Control of real estate can be taken in two ways. One is to take permanent control i.e. take the ownership of the property. This has its own advantages as this allows for capital appreciation and also eliminates the need to pay rent in the future. On the other hand, one can pay rents and use the property as and when they require. Now, which of these decisions makes better sense as compared from a personal finance point of view is what is included in the rent vs. buy decision. This article provides a description of the rent vs. buy decision.
Compare Annual Expenses
The average person has the tendency to think of home buying as an emotional decision. Then, also there is the conventional wisdom out there, which claims that buying is always better than renting. However, when it comes to sophisticated real estate investors or pretty much anyone who’s concerned about how their money is being spent, the conventional wisdom does not hold true.
Instead, it is advisable to think about whether it is more profitable to buy a given house or would it make more economic sense to rent a house. The trick here is to compare the annual expenses. Pay careful attention to the word “expenses”. We are not comparing cash flows. Instead, we are comparing expenses.
When we buy a house, we have a mortgage to pay. The mortgage is made up of two components. One of those components is interest, and the other is principal. The interest component is purely an expense. Simply put it is money that is leaving your pocket today and the money that you will never see at a future date. Hence, this is the amount that we will use in our calculation. On the other hand, the principal component of the mortgage payment is your savings. Hence, it is like taking money out of one pocket and then putting it into another pocket. Since this money is savings, we will not include this in our calculation.

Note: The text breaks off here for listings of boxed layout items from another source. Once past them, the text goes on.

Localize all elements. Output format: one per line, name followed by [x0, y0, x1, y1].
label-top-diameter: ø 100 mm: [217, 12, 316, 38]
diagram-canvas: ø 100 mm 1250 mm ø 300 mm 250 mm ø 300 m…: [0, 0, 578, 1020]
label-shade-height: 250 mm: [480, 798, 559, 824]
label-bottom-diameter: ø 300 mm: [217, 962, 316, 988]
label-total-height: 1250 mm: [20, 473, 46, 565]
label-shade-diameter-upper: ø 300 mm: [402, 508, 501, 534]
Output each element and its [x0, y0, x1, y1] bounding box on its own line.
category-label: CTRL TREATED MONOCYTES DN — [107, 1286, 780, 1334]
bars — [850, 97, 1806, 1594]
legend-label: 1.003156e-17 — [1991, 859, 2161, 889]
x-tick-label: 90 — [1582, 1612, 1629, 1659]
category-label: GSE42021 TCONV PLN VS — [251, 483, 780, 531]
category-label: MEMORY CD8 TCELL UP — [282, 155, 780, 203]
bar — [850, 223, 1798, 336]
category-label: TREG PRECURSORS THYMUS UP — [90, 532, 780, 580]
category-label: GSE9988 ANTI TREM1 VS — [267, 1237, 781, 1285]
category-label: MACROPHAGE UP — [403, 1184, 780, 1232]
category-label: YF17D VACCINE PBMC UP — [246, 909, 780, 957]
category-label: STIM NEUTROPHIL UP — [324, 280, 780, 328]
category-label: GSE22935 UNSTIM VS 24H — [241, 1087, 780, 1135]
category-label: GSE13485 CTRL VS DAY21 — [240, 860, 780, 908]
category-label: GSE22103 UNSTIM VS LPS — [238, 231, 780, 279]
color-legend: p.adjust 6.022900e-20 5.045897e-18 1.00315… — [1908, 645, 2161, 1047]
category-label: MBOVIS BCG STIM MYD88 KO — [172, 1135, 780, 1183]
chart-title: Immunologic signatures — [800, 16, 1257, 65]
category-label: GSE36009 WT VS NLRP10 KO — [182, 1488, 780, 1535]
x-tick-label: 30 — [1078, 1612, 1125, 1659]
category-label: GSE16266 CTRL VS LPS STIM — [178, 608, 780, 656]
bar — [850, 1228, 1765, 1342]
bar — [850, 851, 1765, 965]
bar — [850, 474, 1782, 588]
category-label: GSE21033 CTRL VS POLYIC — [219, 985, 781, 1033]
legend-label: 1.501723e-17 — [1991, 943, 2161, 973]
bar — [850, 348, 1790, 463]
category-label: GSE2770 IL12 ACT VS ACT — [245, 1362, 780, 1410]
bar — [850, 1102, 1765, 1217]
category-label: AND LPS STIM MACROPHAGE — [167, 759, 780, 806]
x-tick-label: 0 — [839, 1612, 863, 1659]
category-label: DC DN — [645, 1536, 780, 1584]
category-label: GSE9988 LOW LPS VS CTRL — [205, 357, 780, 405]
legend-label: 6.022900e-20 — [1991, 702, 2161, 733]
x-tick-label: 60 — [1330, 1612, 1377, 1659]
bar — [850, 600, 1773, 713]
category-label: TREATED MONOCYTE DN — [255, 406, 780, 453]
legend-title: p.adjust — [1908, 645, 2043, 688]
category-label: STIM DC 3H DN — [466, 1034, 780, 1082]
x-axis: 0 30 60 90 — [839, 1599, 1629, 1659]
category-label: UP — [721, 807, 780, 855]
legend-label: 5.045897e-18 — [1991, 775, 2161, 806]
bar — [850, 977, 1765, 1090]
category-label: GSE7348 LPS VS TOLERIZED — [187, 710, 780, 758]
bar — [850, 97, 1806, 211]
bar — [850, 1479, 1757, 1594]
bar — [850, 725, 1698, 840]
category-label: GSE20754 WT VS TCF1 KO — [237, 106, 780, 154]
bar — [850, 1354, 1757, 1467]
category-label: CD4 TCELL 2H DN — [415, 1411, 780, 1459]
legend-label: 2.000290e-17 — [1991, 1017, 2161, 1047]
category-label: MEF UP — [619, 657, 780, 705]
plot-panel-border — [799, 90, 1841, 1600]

Hence, our expenses for owing the house will include interest (after deducting tax shield), property taxes, insurance and maintenance. This would be the amount of money that is consumed during the period.
On the other hand, the expenses pertaining to rent are pretty simple and straightforward. Firstly, there might be a one-time expense of paying a deposit to the landlord. However, this is not an expense it is just an interest-free loan as one will receive the same money back when vacating the house. Apart from that, there is also the monthly rental that has to be paid. Some people also factor in the opportunity cost of the down payment that has to be made to acquire a house. This means that if you did not buy a house, you would end up earning a certain amount of interest from your down payment money. This must be reduced from your monthly rental.
Hence, a basic version of the rent vs. buy decision would be to compare the annual expenses that would arise as a result of either buying or renting the house.
Future Annual Expenses
Also, it needs to be understood that neither buying nor renting are one-day decisions. These decisions require commitment and have to be executed over a period of many years. Therefore, while comparing annual figures is the right thing to do, one must ensure that they do not compare fdata for only the current year. Rather, the cash flow and expense projections should look several years into the future.
This is the part where the rent vs. buy decision gets complicated. This is because the decision is extremely sensitive to the capital appreciation that we assume in the future. If we change the capital appreciation by one percentage point, we would end up changing the net present value by a huge amount, for example $50,000. To top it up, predicting future real estate prices is extremely difficult. Therefore, one needs to be very careful of the future assumptions that one is building into the model as they can literally turn the decision upside down.
The rent vs. buy decision is also dependent on the risk appetite of a given individual. Some people have no qualms with the risk that a mortgage brings along. A mortgage increases the risk because there is interest to be paid and also the investor becomes highly sensitive to price changes in the market. Hence, the personal net worth of an individual can change dramatically if they have a mortgage because mortgage essentially is an extremely leveraged bet.
More risk averse people prefer renting. This is because rents do not fluctuate nearly as wildly as property prices do. Even if the rents do change dramatically in a given neighbourhood, the person has an option to move into a different neighbourhood or even a different city if required!
Stability vs. Flexibility
When we buy real estate, it’s like throwing anchor in a particular place. Our lives become stable. Usually, people decorate their homes based on their preferences and when they own the house they can do so. Also, renting involves frequently moving to different houses periodically. Buying a home cuts out this movement and as such provides stability.
On the other hand, renting provides a person with the flexibility to experiment with different neighbourhoods, different apartment sizes at different costs to see what fits them best. People whose jobs require them to move regularly are also better off renting.
To sum it up, the buy vs. rent analysis is partially financial and partially emotional. The financial part of the analysis is difficult to work out because of the future assumptions. However, one also needs to understand the level of risk and flexibility that they desire before jumping into such a decision.